Scott tells Luke that Donovan had a private detective with him and that they should leave. After Scott and Luke have sex upstairs, Blake plays acoustic one last time before walking out to the shed where he sits quietly, watching his roommates leave. They spend the night at their friend's house, and awake the next morning to see the news announcing that Blake died by suicide and an electrician found his body. Scott, Luke, and Nicole get in a car and leave, driving down a highway while Luke plays the guitar in the back seat.

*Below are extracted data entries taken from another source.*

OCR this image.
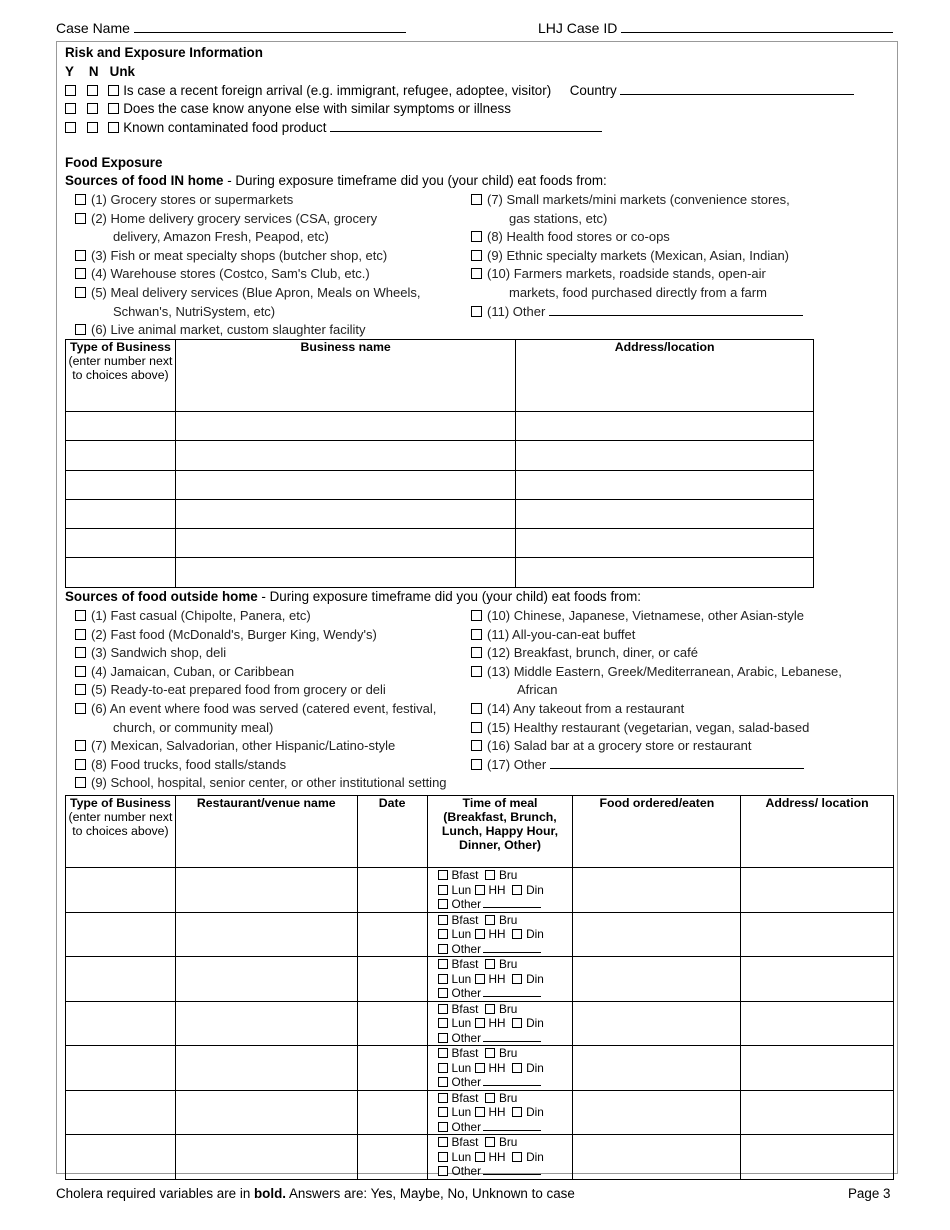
Case Name	LHJ Case ID
Risk and Exposure Information
Y N Unk
Is case a recent foreign arrival (e.g. immigrant, refugee, adoptee, visitor) Country
Does the case know anyone else with similar symptoms or illness
Known contaminated food product
Food Exposure
Sources of food IN home - During exposure timeframe did you (your child) eat foods from:
(1) Grocery stores or supermarkets
(2) Home delivery grocery services (CSA, grocery
delivery, Amazon Fresh, Peapod, etc)
(3) Fish or meat specialty shops (butcher shop, etc)
(4) Warehouse stores (Costco, Sam's Club, etc.)
(5) Meal delivery services (Blue Apron, Meals on Wheels,
Schwan's, NutriSystem, etc)
(6) Live animal market, custom slaughter facility
(7) Small markets/mini markets (convenience stores,
gas stations, etc)
(8) Health food stores or co-ops
(9) Ethnic specialty markets (Mexican, Asian, Indian)
(10) Farmers markets, roadside stands, open-air
markets, food purchased directly from a farm
(11) Other
Type of Business
(enter number next to choices above)	Business name	Address/location

Sources of food outside home - During exposure timeframe did you (your child) eat foods from:
(1) Fast casual (Chipolte, Panera, etc)
(2) Fast food (McDonald's, Burger King, Wendy's)
(3) Sandwich shop, deli
(4) Jamaican, Cuban, or Caribbean
(5) Ready-to-eat prepared food from grocery or deli
(6) An event where food was served (catered event, festival,
church, or community meal)
(7) Mexican, Salvadorian, other Hispanic/Latino-style
(8) Food trucks, food stalls/stands
(9) School, hospital, senior center, or other institutional setting
(10) Chinese, Japanese, Vietnamese, other Asian-style
(11) All-you-can-eat buffet
(12) Breakfast, brunch, diner, or café
(13) Middle Eastern, Greek/Mediterranean, Arabic, Lebanese,
African
(14) Any takeout from a restaurant
(15) Healthy restaurant (vegetarian, vegan, salad-based
(16) Salad bar at a grocery store or restaurant
(17) Other
Type of Business
(enter number next to choices above)	Restaurant/venue name	Date	Time of meal (Breakfast, Brunch, Lunch, Happy Hour, Dinner, Other)	Food ordered/eaten	Address/ location

			Bfast Bru
Lun HH Din
Other		

			Bfast Bru
Lun HH Din
Other		

			Bfast Bru
Lun HH Din
Other		

			Bfast Bru
Lun HH Din
Other		

			Bfast Bru
Lun HH Din
Other		

			Bfast Bru
Lun HH Din
Other		

			Bfast Bru
Lun HH Din
Other		

Cholera required variables are in bold. Answers are: Yes, Maybe, No, Unknown to case	Page 3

==Relation to other Van Sant films==
Last Days is the third and final installment in what Van Sant has frequently called his "Death Trilogy", which began with Gerry (2002) and continued with Elephant (2003). The dialogue and narration in all three films are minimal, and scenes do not proceed linearly. As in Elephant, scenes are revisited from new angles, starting at differing points in time, without a signal to viewers that the clock has been turned back and a previous scene is being revisited. In a later film, Paranoid Park (2007), Van Sant uses the same technique. Also as in the other films, many of the actors' character names are the same as their actual first names.

==Production==
===Background===
Van Sant has stated he had contemplated the project for nearly a decade. At one time, he wanted to do a biographical film about Cobain but decided against the idea out of concern over the potential of a lawsuit by Cobain's widow, Courtney Love. Van Sant was unsure how Cobain's fans and family would react to Last Days; he spoke to Love several times over the years about his project and recently expressed his concern that it might be painful for her to see the film. Actress Asia Argento stated, "It's been written that I play Courtney Love, and it's not true. I'm so upset. I don't know why people say that. I feel very sorry for her. She's been demonized and I feel sorry for anybody that's lost like that. But no, I play a character that's very dorky."

===Music===
Last Days features two original compositions by Michael Pitt: an acoustic song entitled "Death to Birth" and an electric jam called "That Day". Lukas Haas composed another piece, "Untitled". Rodrigo Lopresti composed "Seen as None" and "Pointless Ride". The character Scott listens to "Venus in Furs" by The Velvet Underground. Blake, in one scene, watches the music video for "On Bended Knee" by Boyz II Men on television. "Venus in Furs" contains the lyric "...on bended knee". A soundscape piece called "Doors of Perception" ("Türen der Wahrnehmung") was composed by Hildegard Westerkamp.

===Filming===
The film was shot in the Hudson Valley region of New York, which, due in part to cinematographer Harris Savides' specialized treatment of the film stock, suggests the Pacific Northwest, where Van Sant is from.

==Reception==
On Rotten Tomatoes it has an approval rating of 58% based on reviews from 119 critics, with an average rating of 6.1/10. The site's consensus says, "While the minimalist style is not for all viewers, those who prefer experimentalism will find Last Days hypnotic." On Metacritic it has a weighted average score of 67 out of 100 based on reviews from 36 critics, indicating "generally favorable" reviews.

Leslie Felperin of Variety wrote: "Result is dead-on depiction of the hedonistic rock lifestyle, punctuated by sequences of haunting beauty but also quasi-religious imagery that borders on tacky."

===Awards===
The film was entered in the 2005 Cannes Film Festival where it won the Technical Grand Prize. It was nominated for an Independent Spirit Award for Best Cinematography, but failed to win any awards at the festival.

===Legacy===

The film was adapted into an opera of the same name by British composer Oliver Leith and visual artist Matt Copson, which premiered in 2022 at the Linbury Theatre as a coproduction of Guildhall School of Music and Drama and the Royal Opera House, featuring French actress Agathe Rousselle in the role of Blake.

Director Matt Reeves has said that this movie was an influence on the character of Bruce Wayne in The Batman (2022).